WATCH: Three Great Tips for Fiber Optic Bow Sights for Low-Light Situations
Fiber optic sights for bowhunting are great in low-light situations because they help hunters, but knowing why and how they work is important for success.
All of a sudden, what once was getting to “hmmm, better” with my bow practice went haywire and turned into, “hmmmm, what th’ heck’s going on now?”
I am not a diehard bow guy with tiny broadheads in my bloodstream. I enjoy everything — bows, muzzleloaders, my Smith & Wesson .44, the old lever-action .30-30 I bought in a pawn shop, my various rifles, and my crossbow. Some guys like one thing and that’s it. I know of some bowhunters who never put it down. Others mix it up.
To each his own, and I say hunt legally and ethically, have fun, and please don’t be a hater. Don’t help further divide hunters. Seriously. There’s already too much garbage going on around the world for us to have things splinter among the ranks of hunters.

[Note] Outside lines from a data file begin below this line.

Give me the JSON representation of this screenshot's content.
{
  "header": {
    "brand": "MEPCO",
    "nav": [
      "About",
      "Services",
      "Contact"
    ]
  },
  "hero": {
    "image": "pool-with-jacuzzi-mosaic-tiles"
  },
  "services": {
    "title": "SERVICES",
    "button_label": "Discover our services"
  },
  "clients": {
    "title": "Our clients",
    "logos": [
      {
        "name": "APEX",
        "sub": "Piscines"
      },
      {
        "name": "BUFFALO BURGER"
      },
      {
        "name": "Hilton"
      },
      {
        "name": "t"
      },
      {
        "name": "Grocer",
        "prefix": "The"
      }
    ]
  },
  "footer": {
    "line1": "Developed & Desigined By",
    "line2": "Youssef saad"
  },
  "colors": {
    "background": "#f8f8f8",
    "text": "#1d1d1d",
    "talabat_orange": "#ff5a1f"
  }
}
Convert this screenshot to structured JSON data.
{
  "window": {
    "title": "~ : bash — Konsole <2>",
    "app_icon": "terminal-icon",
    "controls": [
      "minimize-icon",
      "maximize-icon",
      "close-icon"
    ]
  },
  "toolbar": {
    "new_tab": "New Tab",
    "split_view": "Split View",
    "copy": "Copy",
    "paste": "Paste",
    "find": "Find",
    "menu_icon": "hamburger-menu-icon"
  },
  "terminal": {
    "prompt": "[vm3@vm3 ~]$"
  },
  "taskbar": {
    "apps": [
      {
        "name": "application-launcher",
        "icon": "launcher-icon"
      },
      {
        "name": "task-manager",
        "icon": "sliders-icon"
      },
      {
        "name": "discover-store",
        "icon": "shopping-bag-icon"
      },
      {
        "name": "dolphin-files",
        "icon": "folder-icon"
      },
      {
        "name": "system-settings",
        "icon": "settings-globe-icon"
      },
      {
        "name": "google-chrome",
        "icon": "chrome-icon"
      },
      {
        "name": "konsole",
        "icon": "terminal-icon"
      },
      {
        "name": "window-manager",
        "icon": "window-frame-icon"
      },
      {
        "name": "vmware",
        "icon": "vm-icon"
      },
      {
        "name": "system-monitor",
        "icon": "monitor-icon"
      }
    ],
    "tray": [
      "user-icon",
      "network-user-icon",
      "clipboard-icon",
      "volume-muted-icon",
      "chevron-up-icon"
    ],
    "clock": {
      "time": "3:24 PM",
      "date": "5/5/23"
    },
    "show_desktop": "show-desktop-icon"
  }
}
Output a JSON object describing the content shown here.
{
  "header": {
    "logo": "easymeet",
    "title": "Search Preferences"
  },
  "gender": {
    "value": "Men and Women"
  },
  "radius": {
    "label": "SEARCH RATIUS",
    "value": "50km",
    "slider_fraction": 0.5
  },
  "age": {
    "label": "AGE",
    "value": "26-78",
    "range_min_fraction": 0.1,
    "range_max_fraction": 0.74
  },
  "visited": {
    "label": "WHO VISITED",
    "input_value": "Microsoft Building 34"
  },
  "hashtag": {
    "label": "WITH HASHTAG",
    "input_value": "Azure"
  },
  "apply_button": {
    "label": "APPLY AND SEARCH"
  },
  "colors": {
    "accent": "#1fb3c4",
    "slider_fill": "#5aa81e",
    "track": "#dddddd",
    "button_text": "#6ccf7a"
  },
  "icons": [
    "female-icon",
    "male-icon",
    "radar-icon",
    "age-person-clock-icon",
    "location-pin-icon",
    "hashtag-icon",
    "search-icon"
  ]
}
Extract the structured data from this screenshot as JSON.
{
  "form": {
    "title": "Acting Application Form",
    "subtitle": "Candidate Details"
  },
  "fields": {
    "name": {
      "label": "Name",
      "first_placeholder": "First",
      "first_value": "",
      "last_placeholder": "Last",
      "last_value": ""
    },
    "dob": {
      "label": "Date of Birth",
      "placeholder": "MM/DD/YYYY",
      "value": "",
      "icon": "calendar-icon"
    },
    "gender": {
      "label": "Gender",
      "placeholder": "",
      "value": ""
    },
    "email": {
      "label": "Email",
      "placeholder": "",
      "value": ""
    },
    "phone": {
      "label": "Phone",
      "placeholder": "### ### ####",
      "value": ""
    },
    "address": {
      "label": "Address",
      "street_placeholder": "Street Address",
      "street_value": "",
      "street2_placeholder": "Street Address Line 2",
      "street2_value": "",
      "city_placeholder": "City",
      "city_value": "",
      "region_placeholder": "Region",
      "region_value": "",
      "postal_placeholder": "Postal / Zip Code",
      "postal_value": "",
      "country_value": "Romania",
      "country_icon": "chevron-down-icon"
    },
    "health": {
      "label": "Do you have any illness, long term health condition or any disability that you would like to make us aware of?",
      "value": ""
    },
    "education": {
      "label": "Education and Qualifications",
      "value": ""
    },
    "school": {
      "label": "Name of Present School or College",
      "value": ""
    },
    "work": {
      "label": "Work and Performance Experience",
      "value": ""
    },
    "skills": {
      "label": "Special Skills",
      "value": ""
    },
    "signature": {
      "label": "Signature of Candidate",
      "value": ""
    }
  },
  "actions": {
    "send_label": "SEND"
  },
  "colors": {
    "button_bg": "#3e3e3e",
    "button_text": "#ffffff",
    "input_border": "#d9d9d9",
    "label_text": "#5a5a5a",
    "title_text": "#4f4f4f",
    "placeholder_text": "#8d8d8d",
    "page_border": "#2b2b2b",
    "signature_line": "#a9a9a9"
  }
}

But I do enjoy shooting my bow, which got into my blood more than 30 years ago when my father got into it. I shot well at targets but didn’t go bowhunting — we hunted with rifles then, and I was still cutting my teeth hunting, and eager for anything as youngsters will be. But I enjoyed the old Jennings bow, big Easton aluminum arrows and feather fletchings. The came college, marriage, work and I got out of it for a while.
And then I got back into it 15 or so years ago with renewed enthusiasm. As with any bowhunter, I want things to work right, feel right, shoot correctly and to be accurate. So when things started going kooky with the shots from my PSE Evolve, it was time to make a visit to the guy who has helped me for years.
Do this, he says. Try that, he says. A little adjustment here, a little tweak there. Raise this, lower that, move this a nudge there. He doesn’t try to fix or radically change anything so much as offering suggestions based on how I shoot. I appreciate that. Everyone shoots differently.
Within a few shots, things were in the groove again. Bingo. Confidence back up. Gold Tip arrows back in the right places. Smiles again.
More practice is in store, of course. Partly because it’s necessary, as part of being an ethical, confident hunter. Part of it because it takes me to days with my father by our barn shooting together. But mainly because it’s fun, and that’s as important as anything.